Swearjure is a turing complete subset of Clojure that only uses non-alphanumerics.

History

Gary Fredericks and Tim McCormack were the first to question and discuss how expressive Clojure would be without alphanumerics, in the #clojure channel on Freenode. The name Swearjure was coined in IRC as well, and became a way of referring to using Clojure without alphanumerics around November 2012.

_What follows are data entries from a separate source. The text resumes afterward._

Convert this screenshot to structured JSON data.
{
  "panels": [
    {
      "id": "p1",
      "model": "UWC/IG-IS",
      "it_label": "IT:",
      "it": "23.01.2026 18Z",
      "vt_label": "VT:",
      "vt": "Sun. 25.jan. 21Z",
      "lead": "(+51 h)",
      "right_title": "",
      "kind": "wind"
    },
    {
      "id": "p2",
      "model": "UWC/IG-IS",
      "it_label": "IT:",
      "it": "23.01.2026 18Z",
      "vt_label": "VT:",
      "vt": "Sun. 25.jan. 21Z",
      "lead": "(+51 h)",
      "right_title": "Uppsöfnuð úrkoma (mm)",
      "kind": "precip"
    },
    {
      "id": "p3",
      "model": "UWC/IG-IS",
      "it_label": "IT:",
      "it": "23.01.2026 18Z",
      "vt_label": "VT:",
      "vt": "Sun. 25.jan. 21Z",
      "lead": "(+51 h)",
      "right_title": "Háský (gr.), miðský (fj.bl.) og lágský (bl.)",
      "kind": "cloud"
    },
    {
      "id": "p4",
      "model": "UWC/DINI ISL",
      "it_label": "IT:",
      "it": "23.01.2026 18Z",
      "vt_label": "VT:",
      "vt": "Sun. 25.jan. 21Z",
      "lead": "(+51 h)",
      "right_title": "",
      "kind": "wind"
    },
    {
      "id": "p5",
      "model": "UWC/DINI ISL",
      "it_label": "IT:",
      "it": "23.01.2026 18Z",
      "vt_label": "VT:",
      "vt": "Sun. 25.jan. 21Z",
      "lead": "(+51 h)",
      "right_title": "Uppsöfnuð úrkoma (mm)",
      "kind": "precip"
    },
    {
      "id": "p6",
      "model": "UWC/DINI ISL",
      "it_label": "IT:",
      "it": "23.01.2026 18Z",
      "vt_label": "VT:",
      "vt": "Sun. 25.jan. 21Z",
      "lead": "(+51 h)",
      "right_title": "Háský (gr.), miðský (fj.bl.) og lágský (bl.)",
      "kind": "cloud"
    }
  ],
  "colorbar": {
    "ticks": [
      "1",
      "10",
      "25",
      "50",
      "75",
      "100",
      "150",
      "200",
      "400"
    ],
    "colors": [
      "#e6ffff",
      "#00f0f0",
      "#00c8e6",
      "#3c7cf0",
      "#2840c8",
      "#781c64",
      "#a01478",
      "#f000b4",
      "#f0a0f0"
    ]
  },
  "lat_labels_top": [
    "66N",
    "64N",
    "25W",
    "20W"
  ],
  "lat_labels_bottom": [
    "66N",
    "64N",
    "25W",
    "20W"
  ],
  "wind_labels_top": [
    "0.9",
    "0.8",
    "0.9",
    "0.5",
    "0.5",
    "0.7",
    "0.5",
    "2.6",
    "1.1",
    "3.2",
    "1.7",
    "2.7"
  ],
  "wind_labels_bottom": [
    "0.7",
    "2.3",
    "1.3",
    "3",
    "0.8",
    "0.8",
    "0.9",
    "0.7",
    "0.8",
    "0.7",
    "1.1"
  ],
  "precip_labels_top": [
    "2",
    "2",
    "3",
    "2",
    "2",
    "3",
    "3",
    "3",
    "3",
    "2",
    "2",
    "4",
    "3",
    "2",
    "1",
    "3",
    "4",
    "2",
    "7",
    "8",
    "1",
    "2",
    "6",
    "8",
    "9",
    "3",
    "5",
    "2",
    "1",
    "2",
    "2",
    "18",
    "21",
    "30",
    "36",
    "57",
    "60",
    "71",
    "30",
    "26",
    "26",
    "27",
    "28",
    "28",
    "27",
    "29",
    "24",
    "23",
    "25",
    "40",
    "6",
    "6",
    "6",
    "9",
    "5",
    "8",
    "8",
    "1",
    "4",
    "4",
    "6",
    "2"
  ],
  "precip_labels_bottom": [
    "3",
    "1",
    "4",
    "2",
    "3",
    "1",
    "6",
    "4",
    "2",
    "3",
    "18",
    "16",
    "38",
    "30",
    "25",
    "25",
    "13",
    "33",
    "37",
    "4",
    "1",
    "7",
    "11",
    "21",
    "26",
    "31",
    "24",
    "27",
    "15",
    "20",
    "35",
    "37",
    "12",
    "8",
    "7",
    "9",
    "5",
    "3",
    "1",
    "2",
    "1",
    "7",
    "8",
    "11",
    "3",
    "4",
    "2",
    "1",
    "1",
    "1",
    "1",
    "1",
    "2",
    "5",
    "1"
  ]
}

Since then, there has been ongoing work on improving the usability of Swearjure. Turing completeness was in fact proven late January 2015, by Alex Engelberg and Jean Niklas L’orange independently of each other. The turing completeness capabilities was accidentally brought in by Gary Fredericks through CLJ-1121.

Implementation

The Swearjure implementation was designed to explore the functionality of the Clojure reader, which has curious edge cases. Some of them can be abused in Swearjure to gain additional power. For instance, the syntax quote reader can be abused to create hash maps of arbitrary length:

(defn my-hash-map [& values]
  `{~@values ~@()})

And quoted arguments to function literals yield gensyms:

user=> (#(identity '%) :foo)
p1__771#

After long waiting times to verify correctness, the author decided to make a fully functional Swearjure REPL to lower feedback time. From there on, the project quickly grew out of control, and is now a more or less fully usable Clojure implementation1.

  1. Without alphanumeric characters in input expressions.